Dentro Mafia Capitale. Fra i palazzi di Laurentino 38, dove vige la legge della strada e dove vecchi e giovani malavitosi si dividono il mercato della cocaina. In una Roma ancora in mano ai “quattro re”. Michele Senese, don Carmine Fasciani, Peppe Casamonica e Massimo Carminati, arrestato il 2 dicembre nell'operazione “Mondo di mezzo”. “Appena mandano un telegramma riparte tutto” dice qualcuno. “Che ti pensi, che Roma è addormentata?”. E intanto i ragazzi dei quartieri vanno nelle case dei vecchi banditi, come “Er Pantera”. Fumano cocaina e ascoltano storie di mala.

Carminati racconta il "mondo di mezzo"

Fra vivi e morti: ecco la ricostruzione dell'intercettazione che ha dato il nome all'indagine della procura di Roma.

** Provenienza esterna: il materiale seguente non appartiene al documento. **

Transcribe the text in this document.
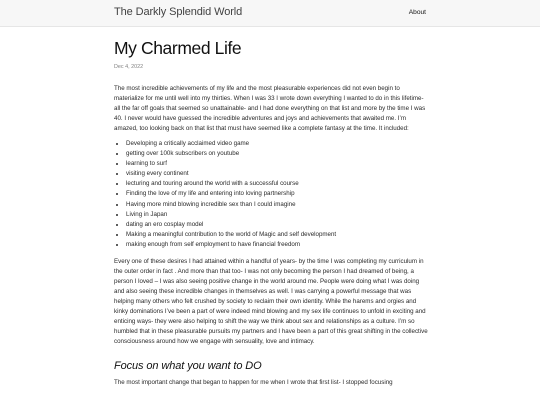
The Darkly Splendid World	About
My Charmed Life
Dec 4, 2022

The most incredible achievements of my life and the most pleasurable experiences did not even begin to materialize for me until well into my thirties. When I was 33 I wrote down everything I wanted to do in this lifetime- all the far off goals that seemed so unattainable- and I had done everything on that list and more by the time I was 40. I never would have guessed the incredible adventures and joys and achievements that awaited me. I’m amazed, too looking back on that list that must have seemed like a complete fantasy at the time. It included:

• Developing a critically acclaimed video game
• getting over 100k subscribers on youtube
• learning to surf
• visiting every continent
• lecturing and touring around the world with a successful course
• Finding the love of my life and entering into loving partnership
• Having more mind blowing incredible sex than I could imagine
• Living in Japan
• dating an ero cosplay model
• Making a meaningful contribution to the world of Magic and self development
• making enough from self employment to have financial freedom

Every one of these desires I had attained within a handful of years- by the time I was completing my curriculum in the outer order in fact . And more than that too- I was not only becoming the person I had dreamed of being, a person I loved – I was also seeing positive change in the world around me. People were doing what I was doing and also seeing these incredible changes in themselves as well. I was carrying a powerful message that was helping many others who felt crushed by society to reclaim their own identity. While the harems and orgies and kinky dominations I’ve been a part of were indeed mind blowing and my sex life continues to unfold in exciting and enticing ways- they were also helping to shift the way we think about sex and relationships as a culture. I’m so humbled that in these pleasurable pursuits my partners and I have been a part of this great shifting in the collective consciousness around how we engage with sensuality, love and intimacy.

Focus on what you want to DO

The most important change that began to happen for me when I wrote that first list- I stopped focusing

Massimo Carminati racconta a Riccardo Brugia la teoria del 'mondo di mezzo'. "Ci sono i vivi sopra e i morti sotto. Noi stiamo nel mezzo...si incontrano tutti là no?.. tu stai lì...ma non per una questione di ceto... per una questione di merito, no? ...allora nel mezzo, anche la persona che sta nel sovramondo ha interesse che qualcuno del sottomondo gli faccia delle cose che non le può fare nessuno".